I couldn't quite make out what you were trying to do in your lookbehind example, but I suspect you are suffering from a precedence error there, and that everything after the lookbehind should be enclosed in a (?: ... ) so the | doesn't avoid doing the lookbehind.
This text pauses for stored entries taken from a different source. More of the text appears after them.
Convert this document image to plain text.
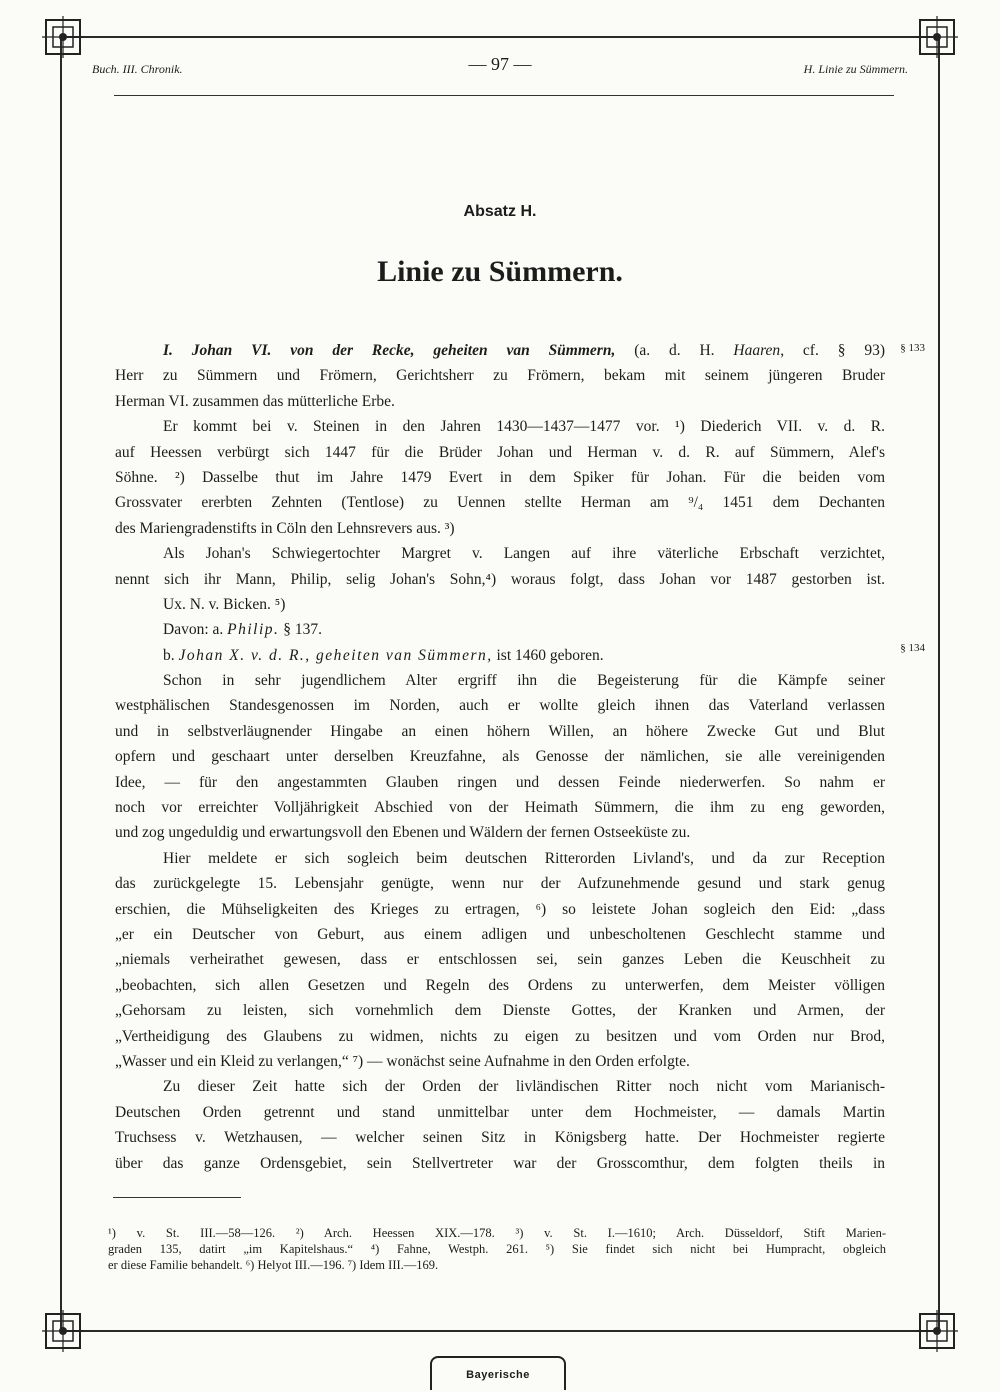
Buch. III. Chronik.	— 97 —	H. Linie zu Sümmern.
Absatz H.
Linie zu Sümmern.
§ 133
§ 134
I. Johan VI. von der Recke, geheiten van Sümmern, (a. d. H. Haaren, cf. § 93)
Herr zu Sümmern und Frömern, Gerichtsherr zu Frömern, bekam mit seinem jüngeren Bruder
Herman VI. zusammen das mütterliche Erbe.
Er kommt bei v. Steinen in den Jahren 1430—1437—1477 vor. ¹) Diederich VII. v. d. R.
auf Heessen verbürgt sich 1447 für die Brüder Johan und Herman v. d. R. auf Sümmern, Alef's
Söhne. ²) Dasselbe thut im Jahre 1479 Evert in dem Spiker für Johan. Für die beiden vom
Grossvater ererbten Zehnten (Tentlose) zu Uennen stellte Herman am ⁹/₄ 1451 dem Dechanten
des Mariengradenstifts in Cöln den Lehnsrevers aus. ³)
Als Johan's Schwiegertochter Margret v. Langen auf ihre väterliche Erbschaft verzichtet,
nennt sich ihr Mann, Philip, selig Johan's Sohn,⁴) woraus folgt, dass Johan vor 1487 gestorben ist.
Ux. N. v. Bicken. ⁵)
Davon: a. Philip. § 137.
b. Johan X. v. d. R., geheiten van Sümmern, ist 1460 geboren.
Schon in sehr jugendlichem Alter ergriff ihn die Begeisterung für die Kämpfe seiner
westphälischen Standesgenossen im Norden, auch er wollte gleich ihnen das Vaterland verlassen
und in selbstverläugnender Hingabe an einen höhern Willen, an höhere Zwecke Gut und Blut
opfern und geschaart unter derselben Kreuzfahne, als Genosse der nämlichen, sie alle vereinigenden
Idee, — für den angestammten Glauben ringen und dessen Feinde niederwerfen. So nahm er
noch vor erreichter Volljährigkeit Abschied von der Heimath Sümmern, die ihm zu eng geworden,
und zog ungeduldig und erwartungsvoll den Ebenen und Wäldern der fernen Ostseeküste zu.
Hier meldete er sich sogleich beim deutschen Ritterorden Livland's, und da zur Reception
das zurückgelegte 15. Lebensjahr genügte, wenn nur der Aufzunehmende gesund und stark genug
erschien, die Mühseligkeiten des Krieges zu ertragen, ⁶) so leistete Johan sogleich den Eid: „dass
„er ein Deutscher von Geburt, aus einem adligen und unbescholtenen Geschlecht stamme und
„niemals verheirathet gewesen, dass er entschlossen sei, sein ganzes Leben die Keuschheit zu
„beobachten, sich allen Gesetzen und Regeln des Ordens zu unterwerfen, dem Meister völligen
„Gehorsam zu leisten, sich vornehmlich dem Dienste Gottes, der Kranken und Armen, der
„Vertheidigung des Glaubens zu widmen, nichts zu eigen zu besitzen und vom Orden nur Brod,
„Wasser und ein Kleid zu verlangen,“ ⁷) — wonächst seine Aufnahme in den Orden erfolgte.
Zu dieser Zeit hatte sich der Orden der livländischen Ritter noch nicht vom Marianisch-
Deutschen Orden getrennt und stand unmittelbar unter dem Hochmeister, — damals Martin
Truchsess v. Wetzhausen, — welcher seinen Sitz in Königsberg hatte. Der Hochmeister regierte
über das ganze Ordensgebiet, sein Stellvertreter war der Grosscomthur, dem folgten theils in
¹) v. St. III.—58—126. ²) Arch. Heessen XIX.—178. ³) v. St. I.—1610; Arch. Düsseldorf, Stift Marien-
graden 135, datirt „im Kapitelshaus.“ ⁴) Fahne, Westph. 261. ⁵) Sie findet sich nicht bei Humpracht, obgleich
er diese Familie behandelt. ⁶) Helyot III.—196. ⁷) Idem III.—169.
Bayerische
Starting from scratch, what you are trying to do sounds pretty simple: place N/A after a comma if it is followed by another comma or a newline: s!,(?=[,\n])!,N/A!g; Example: my $rawData = "2008-02-06,8:00 AM,14.0,6.0,59,1027,-9999.0,West,6.9,-,N/A,,Clear\n2008-02-06,9:00 AM,16,6,40,1028,12,WNW,10.4,,,,\n"; use Data::Dumper; $Data::Dumper::Useqq = $Data::Dumper::Terse = 1; print Dumper($rawData); $rawData =~ s!,(?=[,\n])!,N/A!g; print Dumper($rawData); Output: "2008-02-06,8:00 AM,14.0,6.0,59,1027,-9999.0,West,6.9,-,N/A,,Clear\n2008-02-06,9:00 AM,16,6,40,1028,12,WNW,10.4,,,,\n" "2008-02-06,8:00 AM,14.0,6.0,59,1027,-9999.0,West,6.9,-,N/A,N/A,Clear\n2008-02-06,9:00 AM,16,6,40,1028,12,WNW,10.4,N/A,N/A,N/A,N/A\n"
You could search for (?<=,)(?=,|$) and replace that with N/A. This regex matches the (empty) space between two commas or between a comma and end of line.
The quick and dirty hack version: my $rawData = "2008-02-06,8:00 AM,14.0,6.0,59,1027,-9999.0,West,6.9,-,N/A,,Clear 2008-02-06,9:00 AM,16,6,40,1028,12,WNW,10.4,,,,\n"; while ($rawData =~ s/,,/,N\/A,/g) {}; print $rawData; Not the fastest code, but the shortest. It should loop through at max twice.
Not a regex, but not too complicated either: $string = join ",", map{$_ eq "" ? "N/A" : $_} split (/,/, $string,-1); The ,-1 is needed at the end to force split to include any empty fields at the end of the string.